Rick Scott Fails at Being Florida's First Black Governor
That would have been fine if he was speaking in front of a group of lawmakers who started school in public housing and had fathers with sixth-grade educations, but instead he was speaking to a group of black legislators. The inference that all African-Americans grew up poor understandably has some upset.
"He assumed that everyone [in the room] was poor and that can only be because you're black," Rep. Betty Reed of Tampa told the Times/Herald.
"Some of us might be from the projects, but we come from all spectrums of life," said Rep. Joe Gibbons of Hallandale Beach.
Perhaps Scott's choice of words might have been excused had he not taken every opportunity in the rest of the meeting to disagree with the black caucus.

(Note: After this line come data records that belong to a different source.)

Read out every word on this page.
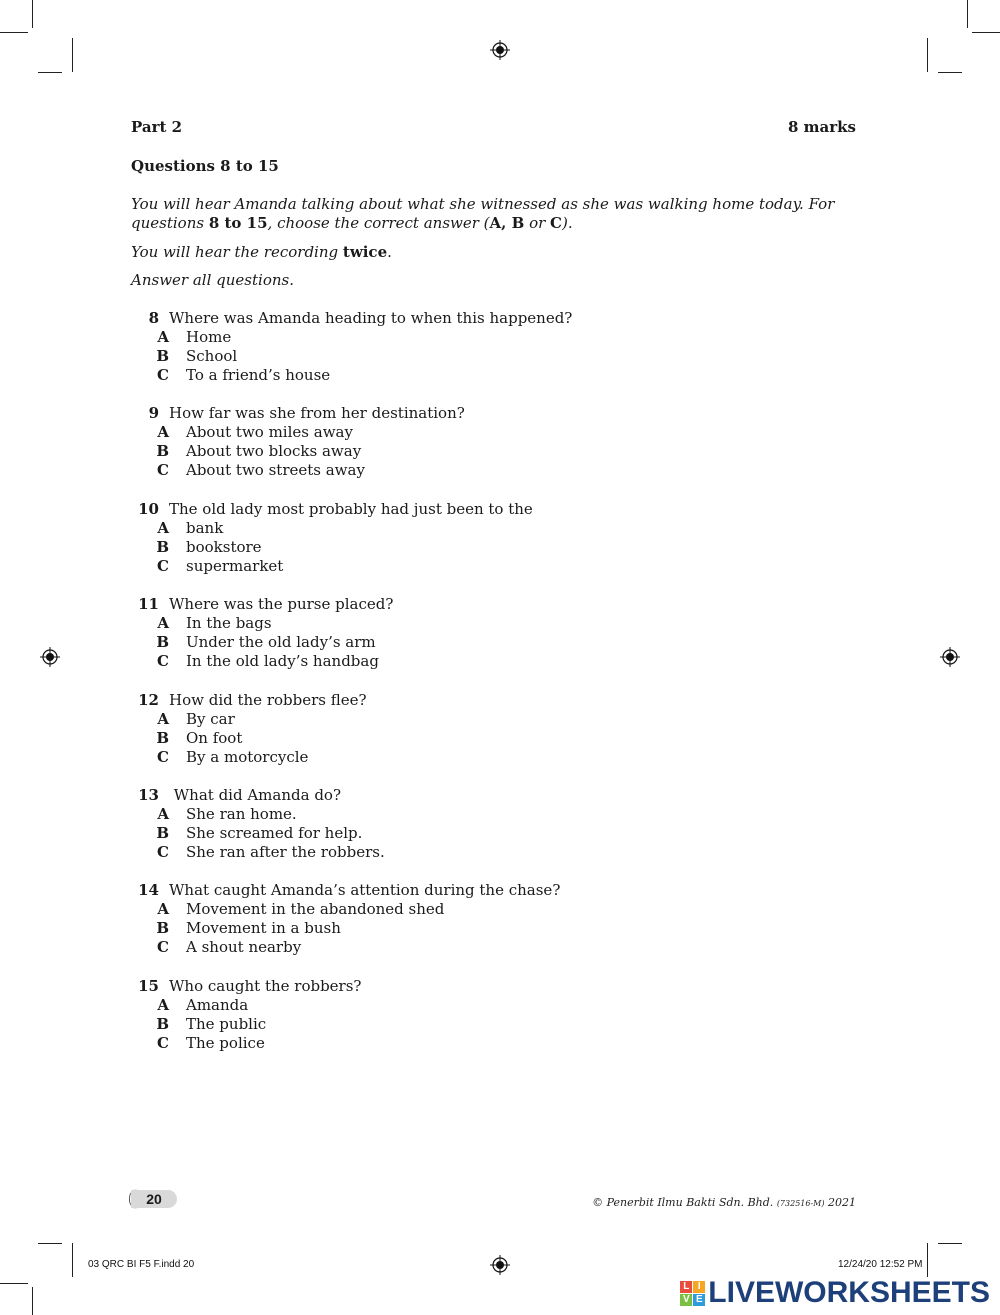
Part 2	8 marks
Questions 8 to 15
You will hear Amanda talking about what she witnessed as she was walking home today. For questions 8 to 15, choose the correct answer (A, B or C).
You will hear the recording twice.
Answer all questions.
8 Where was Amanda heading to when this happened?
A Home
B School
C To a friend’s house
9 How far was she from her destination?
A About two miles away
B About two blocks away
C About two streets away
10 The old lady most probably had just been to the
A bank
B bookstore
C supermarket
11 Where was the purse placed?
A In the bags
B Under the old lady’s arm
C In the old lady’s handbag
12 How did the robbers flee?
A By car
B On foot
C By a motorcycle
13 What did Amanda do?
A She ran home.
B She screamed for help.
C She ran after the robbers.
14 What caught Amanda’s attention during the chase?
A Movement in the abandoned shed
B Movement in a bush
C A shout nearby
15 Who caught the robbers?
A Amanda
B The public
C The police
20	© Penerbit Ilmu Bakti Sdn. Bhd. (732516-M) 2021
03 QRC BI F5 F.indd 20	12/24/20 12:52 PM
L I
V E LIVEWORKSHEETS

The Times/Herald reports Scott refused to compromise on his plans to "end state support for two historically black colleges, to abolish a state office that helps minority-owned businesses get state contracts and to lower unemployment benefits and health care funding for the poor."

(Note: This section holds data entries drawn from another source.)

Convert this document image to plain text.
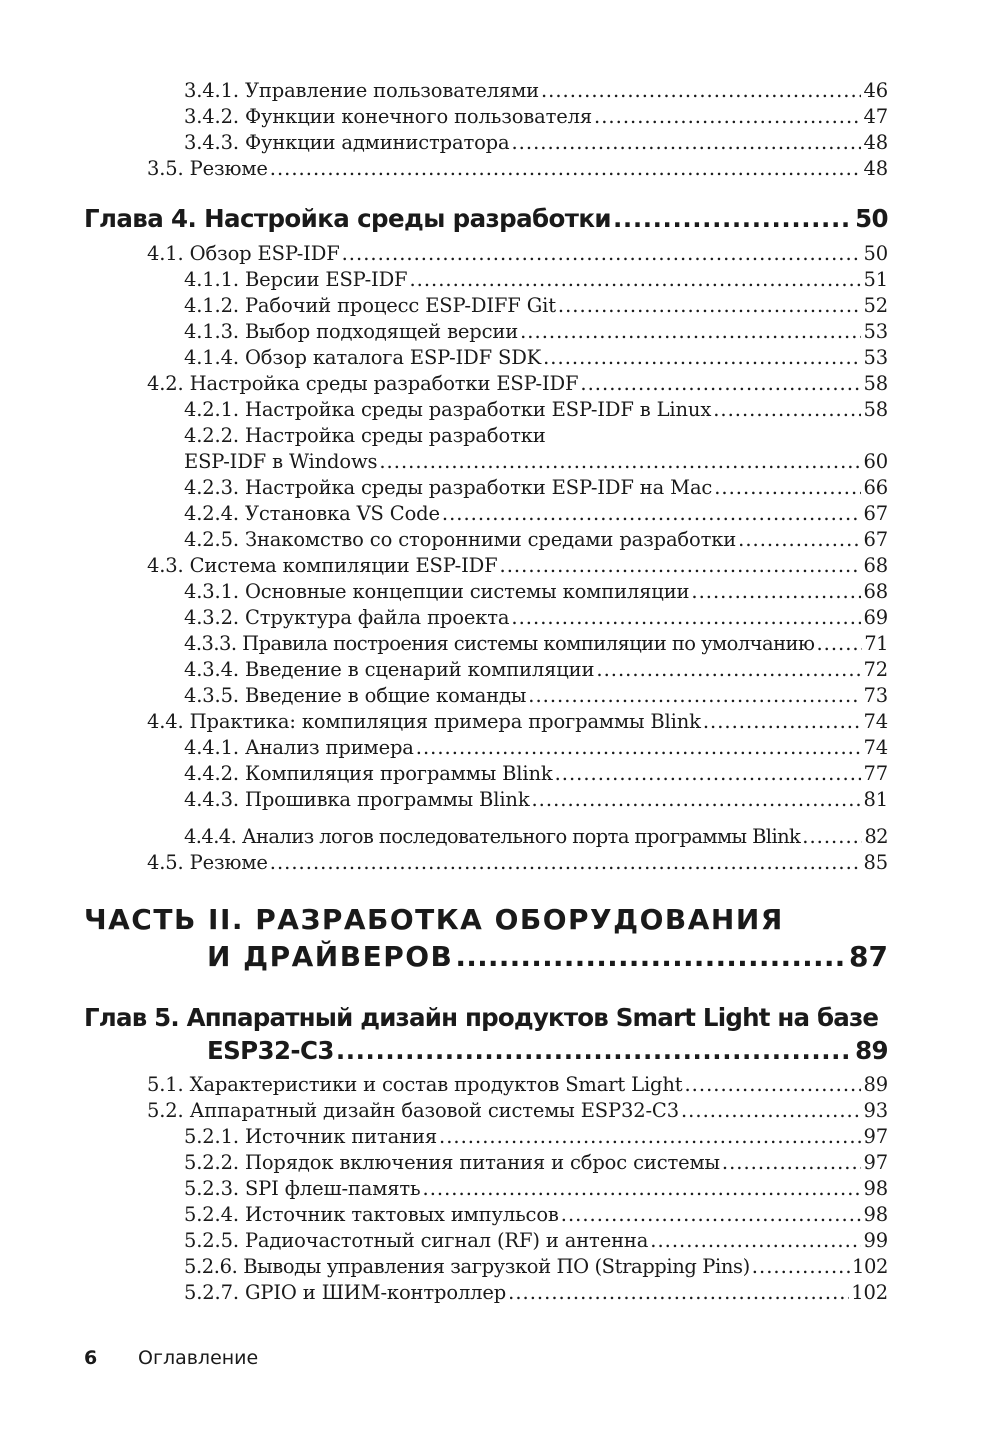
3.4.1. Управление пользователями .....	46
3.4.2. Функции конечного пользователя .....	47
3.4.3. Функции администратора .....	48
3.5. Резюме .....	48
Глава 4. Настройка среды разработки .....	50
4.1. Обзор ESP-IDF .....	50
4.1.1. Версии ESP-IDF .....	51
4.1.2. Рабочий процесс ESP-DIFF Git .....	52
4.1.3. Выбор подходящей версии .....	53
4.1.4. Обзор каталога ESP-IDF SDK .....	53
4.2. Настройка среды разработки ESP-IDF .....	58
4.2.1. Настройка среды разработки ESP-IDF в Linux .....	58
4.2.2. Настройка среды разработки
ESP-IDF в Windows .....	60
4.2.3. Настройка среды разработки ESP-IDF на Mac .....	66
4.2.4. Установка VS Code .....	67
4.2.5. Знакомство со сторонними средами разработки .....	67
4.3. Система компиляции ESP-IDF .....	68
4.3.1. Основные концепции системы компиляции .....	68
4.3.2. Структура файла проекта .....	69
4.3.3. Правила построения системы компиляции по умолчанию .....	71
4.3.4. Введение в сценарий компиляции .....	72
4.3.5. Введение в общие команды .....	73
4.4. Практика: компиляция примера программы Blink .....	74
4.4.1. Анализ примера .....	74
4.4.2. Компиляция программы Blink .....	77
4.4.3. Прошивка программы Blink .....	81
4.4.4. Анализ логов последовательного порта программы Blink .....	82
4.5. Резюме .....	85
ЧАСТЬ II. РАЗРАБОТКА ОБОРУДОВАНИЯ
И ДРАЙВЕРОВ .....	87
Глав 5. Аппаратный дизайн продуктов Smart Light на базе
ESP32-C3 .....	89
5.1. Характеристики и состав продуктов Smart Light .....	89
5.2. Аппаратный дизайн базовой системы ESP32-C3 .....	93
5.2.1. Источник питания .....	97
5.2.2. Порядок включения питания и сброс системы .....	97
5.2.3. SPI флеш-память .....	98
5.2.4. Источник тактовых импульсов .....	98
5.2.5. Радиочастотный сигнал (RF) и антенна .....	99
5.2.6. Выводы управления загрузкой ПО (Strapping Pins) .....	102
5.2.7. GPIO и ШИМ-контроллер .....	102
6 Оглавление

He also refused to appoint more minority judges and officials, saying, "If you think I'm going to pick someone who's different from my judicial philosophy, it's not going to happen."
Perhaps Scott thought his comments wouldn't be so controversial considering author Toni Morrison deemed President Bill Clinton America's first black President, writing that Clinton was "blacker than any actual black person who could ever be elected in our children's lifetime. After all, Clinton displays almost every trope of blackness: single-parent household, born poor, working-class, saxophone-playing, McDonald's-and-junk-food-loving boy from Arkansas."
Perhaps Scott thinks he's Florida's first black governor, who knows?
Of course, Morrison was a bit premature in her appraisal, but at least Clinton actually made it a point to appoint black leaders, and listen to and compromise with the community.